The two abstracts I submitted to US-IALE 2009 have been accepted for (oral) presentation at the meeting. I’ll be presenting both on the work I’ve been doing here at CSIS and from my PhD. I’ve copied the initial abstracts below (these may change slightly) and I’ll post a full list of what everyone in CSIS is up to at the conference nearer the time. See you in Snowbird!
Modeling Interactions of Human and Natural Disturbances in a Managed Forest Landscape
James D.A. Millington, Michael B. Walters, Megan S. Matonis, Frank Lupi, Susan Chen, Kimberly R. Hall, Edward J. Laurent, Jianguo (Jack) Liu
As is often the case for coupled human and natural systems, the interactions between human and natural forest disturbances have the potential to produce complex system behavior. Spatially-explicit ecological-economic modeling provides a useful tool to investigate these phenomena in an integrated manner, revealing patterns and processes not observable by investigating the social and natural components separately. We present the development and initial results from such a model that examines the complex interactions among timber harvest, white-tailed deer browse and vegetation dynamics in a managed forest landscape in Michigan’s Upper Peninsula. This landscape has been experiencing low tree regeneration due to overabundant white-tailed deer, and changes in habitat for songbirds of conservation concern due to deer impacts and timber harvesting.
The multi-scale model uses input data on deer population, forest stand structure, tree regeneration, forest cover, habitat type and land ownership data collected at plot, stand, and landscape levels. Vegetation establishment, regeneration and growth are simulated using the USFS Forest Vegetation Simulator (FVS). Deer browse impacts are represented in FVS and parameterized by data we have collected on deer density and forest gap regeneration. As is common for many studies, our stand-level data for model initialization are incomplete across the 4,000 km2 study area. We show how we impute our stand-level data across the remainder of the study area using auxiliary variables including topography and remotely-sensed land cover.
Results show that distance to nearest lowland conifer stand, mean stand tree diameter-at-breast-height and the proportion of hardwood species in the surrounding local area are statistically significant predictors of deer density across the landscape (p < 0.01). These variables alone explain 40% of variance in deer density. Our initial model simulation results indicate complex spatial interactions between deer densities, stand structure and timber values across the managed forest landscape.
Investigating the Interaction of Land Use/Cover Change and Wildfire using Agent-Based Modelling
(Global Land Project symposium on agent-based modelling of land use effects on ecosystem processes and services)
James D.A. Millington, John Wainwright, Raul Romero-Calcerrada, George L.W. Perry and David Demeritt
Humans have a long history of activity in Mediterranean Basin landscapes. Spatial heterogeneity in these landscapes hinders understanding about the impacts of changes in human activity on ecological processes, such as wildfire. We present an Agent-Based Model (ABM) of agricultural land-use decision-making. This model is integrated with a spatially-explicit, state-and-transition Landscape Fire-Succession Model (LFSM) to investigate the relative importance of anthropic and ecological drivers of the wildfire regime.

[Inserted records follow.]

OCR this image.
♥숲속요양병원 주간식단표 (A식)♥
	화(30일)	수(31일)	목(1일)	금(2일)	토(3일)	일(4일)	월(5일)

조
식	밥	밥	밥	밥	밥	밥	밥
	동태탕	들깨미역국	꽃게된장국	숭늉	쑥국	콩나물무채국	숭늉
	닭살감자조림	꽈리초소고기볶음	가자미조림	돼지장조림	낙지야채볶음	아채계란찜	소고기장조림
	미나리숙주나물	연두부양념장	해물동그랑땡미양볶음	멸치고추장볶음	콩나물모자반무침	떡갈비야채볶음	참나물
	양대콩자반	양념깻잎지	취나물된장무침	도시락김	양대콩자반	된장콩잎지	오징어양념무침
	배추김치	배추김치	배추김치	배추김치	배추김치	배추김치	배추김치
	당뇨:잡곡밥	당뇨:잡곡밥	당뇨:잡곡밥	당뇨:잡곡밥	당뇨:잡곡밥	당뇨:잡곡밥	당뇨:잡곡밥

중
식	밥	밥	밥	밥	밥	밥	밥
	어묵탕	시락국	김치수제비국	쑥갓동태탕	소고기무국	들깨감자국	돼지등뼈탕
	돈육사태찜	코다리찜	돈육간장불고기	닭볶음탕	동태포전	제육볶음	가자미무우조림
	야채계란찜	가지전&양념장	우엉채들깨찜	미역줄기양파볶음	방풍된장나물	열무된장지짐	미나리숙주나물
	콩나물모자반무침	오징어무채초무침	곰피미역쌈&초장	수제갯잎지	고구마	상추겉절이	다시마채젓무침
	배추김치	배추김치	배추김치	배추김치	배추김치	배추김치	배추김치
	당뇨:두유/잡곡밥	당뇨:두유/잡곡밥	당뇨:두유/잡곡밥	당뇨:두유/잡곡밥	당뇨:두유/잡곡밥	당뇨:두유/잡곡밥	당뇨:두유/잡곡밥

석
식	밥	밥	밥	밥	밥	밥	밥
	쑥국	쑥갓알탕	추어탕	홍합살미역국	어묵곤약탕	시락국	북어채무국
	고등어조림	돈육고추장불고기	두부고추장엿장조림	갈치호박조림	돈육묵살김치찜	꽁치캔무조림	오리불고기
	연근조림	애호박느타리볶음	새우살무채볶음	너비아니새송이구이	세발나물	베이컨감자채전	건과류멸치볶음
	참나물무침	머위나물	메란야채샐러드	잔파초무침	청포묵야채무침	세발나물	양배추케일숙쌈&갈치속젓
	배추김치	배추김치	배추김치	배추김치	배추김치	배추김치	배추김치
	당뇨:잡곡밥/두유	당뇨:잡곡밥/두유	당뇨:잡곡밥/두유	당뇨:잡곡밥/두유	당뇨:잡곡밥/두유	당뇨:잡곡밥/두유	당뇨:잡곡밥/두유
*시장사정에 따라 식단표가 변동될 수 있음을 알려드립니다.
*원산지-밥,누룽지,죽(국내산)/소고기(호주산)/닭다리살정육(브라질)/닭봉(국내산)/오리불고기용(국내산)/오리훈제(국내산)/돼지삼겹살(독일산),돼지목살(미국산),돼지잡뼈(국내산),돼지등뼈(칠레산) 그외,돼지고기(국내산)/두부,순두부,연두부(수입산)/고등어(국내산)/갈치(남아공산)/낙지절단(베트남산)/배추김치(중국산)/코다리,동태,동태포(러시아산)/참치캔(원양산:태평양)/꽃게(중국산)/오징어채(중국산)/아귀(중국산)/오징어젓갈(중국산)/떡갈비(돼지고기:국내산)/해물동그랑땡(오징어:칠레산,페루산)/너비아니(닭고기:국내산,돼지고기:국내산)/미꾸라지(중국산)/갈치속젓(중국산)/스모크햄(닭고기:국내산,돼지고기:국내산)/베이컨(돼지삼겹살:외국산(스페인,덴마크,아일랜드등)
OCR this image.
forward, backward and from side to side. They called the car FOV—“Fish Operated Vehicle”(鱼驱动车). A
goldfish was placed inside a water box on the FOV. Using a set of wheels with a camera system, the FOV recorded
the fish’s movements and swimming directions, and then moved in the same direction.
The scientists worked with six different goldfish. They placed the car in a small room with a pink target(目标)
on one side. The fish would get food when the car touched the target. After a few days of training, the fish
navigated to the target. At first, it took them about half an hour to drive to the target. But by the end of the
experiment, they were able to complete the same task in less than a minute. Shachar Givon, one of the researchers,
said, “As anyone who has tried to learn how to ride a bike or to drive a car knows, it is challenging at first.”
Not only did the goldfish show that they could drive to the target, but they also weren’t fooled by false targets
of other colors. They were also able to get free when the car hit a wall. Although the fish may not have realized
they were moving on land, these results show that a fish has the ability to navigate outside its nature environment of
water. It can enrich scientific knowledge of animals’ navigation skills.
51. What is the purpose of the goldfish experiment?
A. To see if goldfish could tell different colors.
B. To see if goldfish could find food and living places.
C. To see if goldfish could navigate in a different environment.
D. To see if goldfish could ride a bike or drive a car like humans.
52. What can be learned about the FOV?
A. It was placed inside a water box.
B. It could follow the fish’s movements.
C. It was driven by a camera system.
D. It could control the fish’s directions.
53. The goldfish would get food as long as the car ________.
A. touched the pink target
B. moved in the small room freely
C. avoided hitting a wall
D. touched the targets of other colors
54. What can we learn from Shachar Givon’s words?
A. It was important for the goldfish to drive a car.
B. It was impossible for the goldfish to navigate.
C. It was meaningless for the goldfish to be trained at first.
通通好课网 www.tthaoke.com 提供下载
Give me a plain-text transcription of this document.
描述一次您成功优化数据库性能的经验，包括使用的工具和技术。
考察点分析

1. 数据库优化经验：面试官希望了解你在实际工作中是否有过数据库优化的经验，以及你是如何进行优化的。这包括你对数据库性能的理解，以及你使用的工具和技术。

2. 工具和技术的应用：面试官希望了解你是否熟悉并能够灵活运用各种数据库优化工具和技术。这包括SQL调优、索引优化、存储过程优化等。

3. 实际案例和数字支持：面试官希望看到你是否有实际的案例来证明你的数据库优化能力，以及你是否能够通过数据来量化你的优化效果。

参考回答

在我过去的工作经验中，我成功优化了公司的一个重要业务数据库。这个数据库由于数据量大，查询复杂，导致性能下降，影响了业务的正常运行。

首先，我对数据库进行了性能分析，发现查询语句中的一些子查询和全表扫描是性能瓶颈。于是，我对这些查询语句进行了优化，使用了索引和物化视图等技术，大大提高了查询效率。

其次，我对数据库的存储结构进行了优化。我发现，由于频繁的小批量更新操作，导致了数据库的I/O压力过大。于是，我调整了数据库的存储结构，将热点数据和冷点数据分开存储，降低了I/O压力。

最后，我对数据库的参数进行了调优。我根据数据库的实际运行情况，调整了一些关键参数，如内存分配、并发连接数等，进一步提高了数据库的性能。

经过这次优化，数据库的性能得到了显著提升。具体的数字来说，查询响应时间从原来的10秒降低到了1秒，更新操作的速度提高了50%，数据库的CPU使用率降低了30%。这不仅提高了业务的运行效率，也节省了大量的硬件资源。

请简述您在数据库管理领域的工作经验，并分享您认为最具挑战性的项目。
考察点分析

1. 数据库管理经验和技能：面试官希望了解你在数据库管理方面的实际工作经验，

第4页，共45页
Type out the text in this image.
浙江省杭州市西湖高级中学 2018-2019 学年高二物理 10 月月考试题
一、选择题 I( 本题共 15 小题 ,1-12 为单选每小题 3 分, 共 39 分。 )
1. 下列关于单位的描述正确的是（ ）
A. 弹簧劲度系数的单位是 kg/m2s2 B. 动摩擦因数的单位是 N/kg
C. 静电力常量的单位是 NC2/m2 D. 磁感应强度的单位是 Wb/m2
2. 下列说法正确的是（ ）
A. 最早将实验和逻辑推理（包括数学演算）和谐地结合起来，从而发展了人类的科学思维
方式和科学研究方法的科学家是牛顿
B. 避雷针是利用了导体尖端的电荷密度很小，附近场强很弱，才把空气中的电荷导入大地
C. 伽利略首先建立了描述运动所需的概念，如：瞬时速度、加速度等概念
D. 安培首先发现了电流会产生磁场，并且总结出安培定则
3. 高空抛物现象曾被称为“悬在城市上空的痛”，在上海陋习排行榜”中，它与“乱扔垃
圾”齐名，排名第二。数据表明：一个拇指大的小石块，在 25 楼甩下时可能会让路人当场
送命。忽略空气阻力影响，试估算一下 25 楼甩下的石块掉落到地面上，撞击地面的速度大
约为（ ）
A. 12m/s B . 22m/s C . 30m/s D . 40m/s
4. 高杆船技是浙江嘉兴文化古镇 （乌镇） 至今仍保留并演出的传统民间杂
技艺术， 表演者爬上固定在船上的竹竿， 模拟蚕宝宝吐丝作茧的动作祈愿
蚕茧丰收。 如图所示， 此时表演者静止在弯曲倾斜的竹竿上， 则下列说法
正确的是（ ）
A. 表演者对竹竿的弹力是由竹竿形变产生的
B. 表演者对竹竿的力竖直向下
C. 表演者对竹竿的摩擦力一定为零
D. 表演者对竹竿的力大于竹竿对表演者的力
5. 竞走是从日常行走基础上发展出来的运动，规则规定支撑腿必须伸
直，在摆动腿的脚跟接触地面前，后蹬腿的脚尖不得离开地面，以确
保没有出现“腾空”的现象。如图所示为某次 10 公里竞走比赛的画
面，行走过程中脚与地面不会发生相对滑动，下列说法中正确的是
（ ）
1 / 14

The ABM considers two ‘types’ of land-use decision-making agent with differing perspectives; ‘commercial’ agents that are perfectly economically rational, and ‘traditional’ agents that represent part-time or farmers that manage their land because of its cultural, rather than economic, value. Results from the ABM indicate that land tenure configuration influences trajectories of land use change. However, simulations for various initial land-use configurations and compositions converge to similar states when land-tenure structure is held constant. For the scenarios considered, mean wildfire risk increases relative to the observed landscape.
The LFSM uses plant functional types to represent spatial and temporal competition for resources (predominantly water and light) in a rule-based modelling framework. Wildfire behaviour is represented using a cellular-automata approach. Results from the integrated ABM-LFSM indicate that fires ignited by human causes burned greater areas of shrubland than would be expected at random, and modelled lightning fires burned greater areas of forest land-cover types than would be expected at random.
We conclude by discussing our efforts to achieve a form of ‘stakeholder model validation’. This evaluation process involved taking the model and its results back for examination by the agricultural actors and decision-makers that aided our model conceptualization. We put this discussion in the context of recent calls for increased engagement between science and the public, highlighting some of the problems we encountered with this form of model evaluation.